Converse of Schauder's Theorem about compactness of adjoint operator

Question

It is well known (also known as Schauder's Theorem) that if $X$ and $Y$ are normed spaces and $T:X\to Y$ is a linear and compact operator, then also $T^*:Y^*\to X^*$ is compact. The converse is true if $Y$ is complete.

So the natural question is:

Is there an "easy" example that shows that we cannot drop the completeness of $Y$ for the converse implication?

In order to prove the converse, one usually applies the first implication to the bidual. Thus, a counterexample should be rooted in the subtle difference between "relatively compact" and "totally bounded", but I cannot wrap my head around it.

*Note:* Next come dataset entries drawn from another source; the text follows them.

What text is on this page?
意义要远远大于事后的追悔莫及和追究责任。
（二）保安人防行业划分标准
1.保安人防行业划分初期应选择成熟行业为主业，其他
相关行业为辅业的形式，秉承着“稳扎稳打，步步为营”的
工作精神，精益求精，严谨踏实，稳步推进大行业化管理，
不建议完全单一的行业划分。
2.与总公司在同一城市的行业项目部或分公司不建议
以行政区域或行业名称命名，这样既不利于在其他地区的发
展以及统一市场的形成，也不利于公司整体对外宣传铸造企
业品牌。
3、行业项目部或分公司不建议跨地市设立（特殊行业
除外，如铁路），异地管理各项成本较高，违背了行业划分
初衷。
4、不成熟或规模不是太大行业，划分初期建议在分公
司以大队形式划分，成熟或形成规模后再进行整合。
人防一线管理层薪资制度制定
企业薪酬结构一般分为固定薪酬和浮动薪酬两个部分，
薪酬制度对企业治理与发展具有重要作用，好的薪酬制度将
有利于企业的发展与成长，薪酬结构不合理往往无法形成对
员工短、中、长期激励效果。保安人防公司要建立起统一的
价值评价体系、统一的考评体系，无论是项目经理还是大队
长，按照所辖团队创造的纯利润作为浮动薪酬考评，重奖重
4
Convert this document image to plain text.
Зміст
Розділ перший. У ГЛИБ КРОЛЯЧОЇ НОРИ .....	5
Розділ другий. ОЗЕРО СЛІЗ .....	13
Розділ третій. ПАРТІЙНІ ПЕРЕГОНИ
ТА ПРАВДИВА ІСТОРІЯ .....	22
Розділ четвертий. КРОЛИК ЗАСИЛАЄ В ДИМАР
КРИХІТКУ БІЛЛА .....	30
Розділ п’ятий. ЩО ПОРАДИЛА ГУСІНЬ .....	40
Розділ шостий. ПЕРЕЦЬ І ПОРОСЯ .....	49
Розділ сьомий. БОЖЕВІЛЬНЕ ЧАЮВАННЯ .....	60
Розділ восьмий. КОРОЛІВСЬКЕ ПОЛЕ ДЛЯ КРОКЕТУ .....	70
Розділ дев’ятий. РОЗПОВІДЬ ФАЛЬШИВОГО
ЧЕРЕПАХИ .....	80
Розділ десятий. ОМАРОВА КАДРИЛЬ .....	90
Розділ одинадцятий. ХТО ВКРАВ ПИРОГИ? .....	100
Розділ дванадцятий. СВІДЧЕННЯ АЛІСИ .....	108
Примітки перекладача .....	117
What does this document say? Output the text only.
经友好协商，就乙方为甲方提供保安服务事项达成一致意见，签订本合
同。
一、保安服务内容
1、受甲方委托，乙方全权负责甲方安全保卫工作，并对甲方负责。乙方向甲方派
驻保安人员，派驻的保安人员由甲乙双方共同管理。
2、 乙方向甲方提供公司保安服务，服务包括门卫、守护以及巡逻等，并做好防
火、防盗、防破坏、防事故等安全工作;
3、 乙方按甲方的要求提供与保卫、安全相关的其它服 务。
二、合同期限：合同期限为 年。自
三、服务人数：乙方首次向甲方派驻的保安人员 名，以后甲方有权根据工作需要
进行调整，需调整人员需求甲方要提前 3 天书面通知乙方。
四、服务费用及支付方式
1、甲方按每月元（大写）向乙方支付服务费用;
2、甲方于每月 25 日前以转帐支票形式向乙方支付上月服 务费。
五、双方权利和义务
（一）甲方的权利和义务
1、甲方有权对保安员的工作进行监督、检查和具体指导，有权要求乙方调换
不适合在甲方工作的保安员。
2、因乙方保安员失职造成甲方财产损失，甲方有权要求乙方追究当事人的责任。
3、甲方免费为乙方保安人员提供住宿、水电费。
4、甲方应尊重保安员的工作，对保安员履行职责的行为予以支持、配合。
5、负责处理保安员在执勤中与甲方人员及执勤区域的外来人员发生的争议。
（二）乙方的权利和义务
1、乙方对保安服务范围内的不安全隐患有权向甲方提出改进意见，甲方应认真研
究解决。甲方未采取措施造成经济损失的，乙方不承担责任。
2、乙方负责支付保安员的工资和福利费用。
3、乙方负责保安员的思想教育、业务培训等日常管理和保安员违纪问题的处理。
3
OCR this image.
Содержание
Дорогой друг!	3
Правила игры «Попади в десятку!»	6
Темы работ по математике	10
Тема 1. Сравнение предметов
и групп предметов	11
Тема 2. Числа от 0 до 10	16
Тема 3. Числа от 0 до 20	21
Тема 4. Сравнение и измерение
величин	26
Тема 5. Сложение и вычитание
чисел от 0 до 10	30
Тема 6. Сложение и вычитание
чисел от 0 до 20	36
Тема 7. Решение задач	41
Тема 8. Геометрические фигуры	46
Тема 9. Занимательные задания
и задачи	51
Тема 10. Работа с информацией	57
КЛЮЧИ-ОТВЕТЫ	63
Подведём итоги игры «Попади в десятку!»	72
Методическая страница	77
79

Any ideas are highly appreciated. Thank you in advance!

Answer 1

Edit: This does not work.

Here is a proof using completeness of $Y$: We have that $T^{**} : X^{**} \to Y^{**}$ is compact. Thus, $i_Y \, T = T^{**} \, i_X$ is compact (where $i_Y : Y \to Y^{**}$ and $i_X : Y \to X^{**}$ are the canonical embeddings). Hence, if $(x_n)$ is a bounded sequence, $(T^{**} \, i_X \, x_n)$ has a convergent subsequence indexed by $(n_k)$. Since $i_Y$ is an isometry, $T \, x_{n_k}$ is Cauchy in $Y$.

Answer 2

Let $X=c_0$, $(Tx)_k=x_k/k$, and $Y=\mathrm{im}\,T\subset\ell^2$. Then $T$ is the norm limit of finite-rank operators, so $T^*:Y^*\to X^*$ is the norm limit of compact operators, thus compact (as $X^*$ is complete).

Let $x_k^{(n)}=1_{k\le n}$, then $\|x^{(n)}\|_{c_0}=1$ and $Tx^{(n)}\to y\in\ell^2\setminus Y$, where $y_k=1/k$. So $(Tx^{(n)})$ has no convergent subsequences. Thus $T$ is not compact.